Le NLP (Natural Language Processing, ou TAL — Traitement Automatique du Langage) regroupe l'ensemble des techniques qui font traiter du langage humain par des machines : tokenisation, étiquetage morpho-syntaxique, NER (Named Entity Recognition), classification de texte, analyse de sentiment, extraction d'information, traduction, résumé. Discipline mature depuis 30 ans, elle a été révolutionnée par les transformers (BERT en 2018, puis les LLM modernes) qui ont absorbé la plupart des sous-tâches dans une approche unifiée.
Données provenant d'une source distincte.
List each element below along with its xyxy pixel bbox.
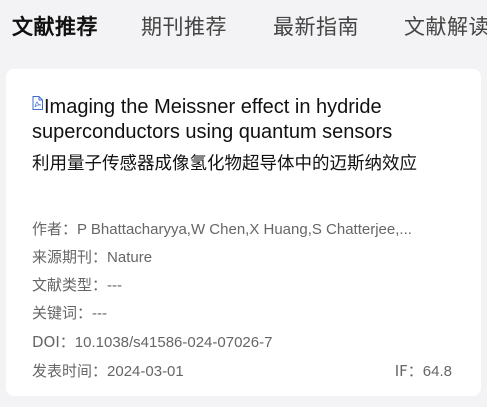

Aujourd'hui, le NLP « classique » (avec spaCy, NLTK, transformers HuggingFace) reste pertinent dans plusieurs contextes : volumétries énormes où le coût d'un LLM serait prohibitif (analyse de millions de tweets, classification temps réel de logs), tâches très spécifiques où un modèle dédié est plus précis (NER sur entités métier après fine-tuning léger), contraintes de latence dures (< 50 ms, impossible avec un LLM), ou souveraineté stricte avec auto-hébergement. Pour 80 % des nouveaux projets, on commence néanmoins par un LLM + prompt engineering avant d'envisager une chaîne NLP custom.
Les briques de NLP toujours utilisées en production : embeddings (devenus le standard via embeddings modernes), reranking (cross-encoders pour améliorer le RAG), classification fine-tunée sur BERT/DistilBERT pour des tâches répétitives à fort volume, extraction d'entités sur dataset annoté maison. La règle Zaplo : LLM par défaut pour aller vite, NLP classique quand le volume, la latence ou le coût l'imposent. On arbitre lors d'un audit IA gratuit.
Quand préférer NLP classique à un LLM
- Volume > 10M documents/mois où le coût LLM devient prohibitif — un classifieur fine-tuné suffit.
- Latence dure < 50 ms (recherche temps réel, modération chat live) — le LLM est trop lent.
- Souveraineté stricte sans cloud externe — modèles open-source légers, entièrement maîtrisés.
- Tâche très bornée (ex: détecter une mention SIRET) — un regex + spaCy bat un LLM en simplicité.